The balance sheet is equally impressive. In the first four years of the program, administering the cocktail kept 358,000 people out of the hospital and saved the nation $1.1 billion, according to officials.
Direct drug donations
But while those numbers have attracted praise from world leaders and international organizations, some activists say Brazil should offer more immediate assistance for its most desperate neighbors. "As the leader in the fight against AIDS in the region, Brazil should make major and more efforts," says Renate Koch, the executive director of the Venezuela nongovernment organization (NGO) Citizens Action Against AIDS. "Specifically, Brazil should assist those countries in the region that are making efforts but do not find ways to start, be it for lack of political will or economic problems."
Echoing calls from other Latin American AIDS activists, Ms. Koch called on Brazil to sell its generics at cost or donate supplies to the Latin American nations worst hit by the disease.
Brazil has taken such measures in the past. One of the first examples came last year when it gave some $50,000 worth of antiretroviral drugs to a project in South Africa by Doctors Without Borders (MSF), an NGO. MSF took the drugs to a Cape Town slum where doctors treated 100 patients. The experiment was a success, with the average weight of each patient increasing 22 pounds in just six months and the rate of opportunistic infections dropping 72 percent.
"The results were excellent, even better than expected," said Michel Lotrowska, one of the experts monitoring the project. "It was important to show that antiretroviral therapy can work in poor settings."
Despite the initiative's success, Teixeira says Brazil can't continue to pursue such approaches in the long-term. Doubling Brazil's production, he says, would provide drugs for only a handful of the 40 million people diagnosed with AIDS worldwide, while draining resources that go to fight other diseases endemic to Brazil such as malaria. By contrast, the main purpose of Brazil's recent proposal is to give developing nations first-hand evidence they can use when seeking funding for future AIDS programs.
"It is much more concrete going to a donor and saying we have a project here in our country that gave us these results, and I now want the funding to increase it and develop it," he says.
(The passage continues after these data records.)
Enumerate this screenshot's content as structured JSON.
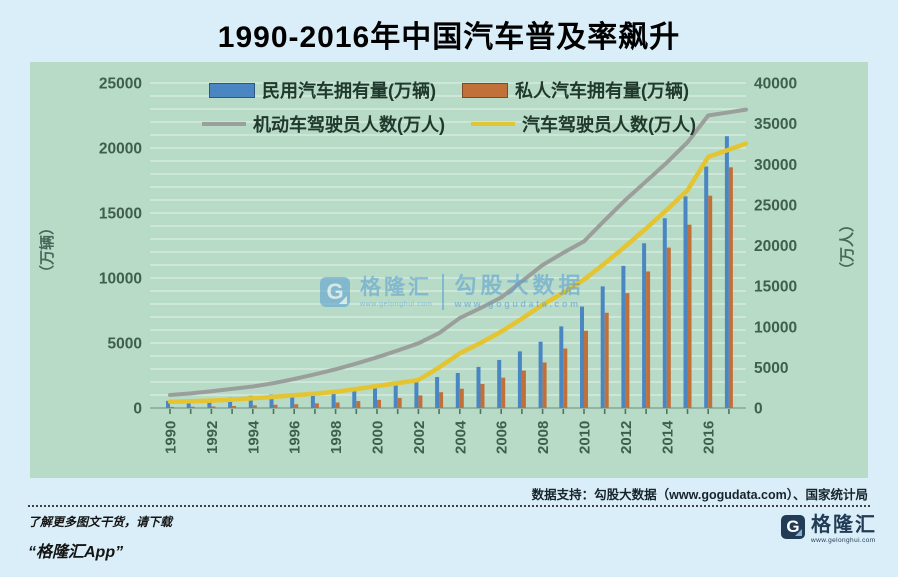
{
  "title": "1990-2016年中国汽车普及率飙升",
  "chart_data": {
    "type": "combo-bar-line",
    "x": [
      "1990",
      "1991",
      "1992",
      "1993",
      "1994",
      "1995",
      "1996",
      "1997",
      "1998",
      "1999",
      "2000",
      "2001",
      "2002",
      "2003",
      "2004",
      "2005",
      "2006",
      "2007",
      "2008",
      "2009",
      "2010",
      "2011",
      "2012",
      "2013",
      "2014",
      "2015",
      "2016",
      "2017"
    ],
    "x_tick_labels": [
      "1990",
      "1992",
      "1994",
      "1996",
      "1998",
      "2000",
      "2002",
      "2004",
      "2006",
      "2008",
      "2010",
      "2012",
      "2014",
      "2016"
    ],
    "left_axis": {
      "label": "（万辆）",
      "min": 0,
      "max": 25000,
      "tick_step": 5000,
      "grid_step": 1000
    },
    "right_axis": {
      "label": "（万人）",
      "min": 0,
      "max": 40000,
      "tick_step": 5000
    },
    "series": [
      {
        "name": "民用汽车拥有量(万辆)",
        "type": "bar",
        "axis": "left",
        "color": "#4a86c2",
        "values": [
          551,
          606,
          692,
          818,
          942,
          1040,
          1100,
          1219,
          1319,
          1453,
          1609,
          1802,
          2053,
          2383,
          2694,
          3160,
          3697,
          4358,
          5100,
          6281,
          7802,
          9356,
          10933,
          12670,
          14598,
          16284,
          18575,
          20907
        ]
      },
      {
        "name": "私人汽车拥有量(万辆)",
        "type": "bar",
        "axis": "left",
        "color": "#c2703a",
        "values": [
          82,
          96,
          118,
          156,
          205,
          250,
          290,
          358,
          424,
          534,
          625,
          771,
          969,
          1219,
          1482,
          1848,
          2333,
          2876,
          3501,
          4575,
          5939,
          7327,
          8839,
          10502,
          12339,
          14099,
          16330,
          18515
        ]
      },
      {
        "name": "机动车驾驶员人数(万人)",
        "type": "line",
        "axis": "right",
        "color": "#9b9f9b",
        "values": [
          1600,
          1800,
          2050,
          2350,
          2650,
          3050,
          3570,
          4150,
          4760,
          5470,
          6240,
          7080,
          7960,
          9220,
          11080,
          12300,
          13600,
          15600,
          17600,
          19100,
          20500,
          23100,
          25600,
          27900,
          30200,
          32700,
          36000,
          36400
        ]
      },
      {
        "name": "汽车驾驶员人数(万人)",
        "type": "line",
        "axis": "right",
        "color": "#e5c431",
        "values": [
          780,
          840,
          910,
          1040,
          1190,
          1370,
          1560,
          1770,
          2000,
          2340,
          2710,
          3060,
          3450,
          5000,
          6730,
          8000,
          9400,
          11000,
          12700,
          14200,
          15800,
          17800,
          19900,
          22100,
          24400,
          26800,
          30900,
          31800
        ]
      }
    ],
    "legend_position": "top-center",
    "grid": "horizontal-white"
  },
  "watermark": {
    "logo_letter": "G",
    "brand": "格隆汇",
    "brand_url": "www.gelonghui.com",
    "partner": "勾股大数据",
    "partner_url": "www.gogudata.com"
  },
  "footer": {
    "data_support": "数据支持：勾股大数据（www.gogudata.com）、国家统计局",
    "promo_line1": "了解更多图文干货，请下载",
    "promo_line2": "“格隆汇App”",
    "logo_letter": "G",
    "logo_text": "格隆汇",
    "logo_url": "www.gelonghui.com"
  },
  "colors": {
    "page_bg": "#d9eef8",
    "panel_bg": "#b7dbc7",
    "grid": "#e9f5ee",
    "axis_text": "#3f5e4e",
    "legend_text": "#20392c",
    "watermark": "#5d9fd2",
    "logo_navy": "#223c55",
    "title": "#000000"
  }
}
Many pharmaceutical companies, however, argue that it is more efficient for developing countries to deal directly with private drug firms in their battle against AIDS. "There's a place for generics, but there is also a place for the brand-name pharmaceuticals," says Mark Grayson, spokesman for Pharmaceutical Research and Manufacturers of America, an industry group. "We make the best products in the world and our products are priced ... in a way that it might be much more cost-effective for many of these countries to be purchasing from us rather than trying to come up with their own industry."
Mr. Grayson cites the Accelerated Access Initiative, a 2-year-old program started by 5 UN agencies and 6 pharmaceutical companies to help developing countries improve their overall medical infrastructure. An agreement was reached last month with several Caribbean countries, where the rate of diagnosed AIDS incidences trails only sub-Saharan Africa. The deal will reduce drug costs by as much as 90 percent, and provide the region with improved capacity for patient care.
"We don't just give lower prices. We actually go in an try to help with distribution systems," Grayson says.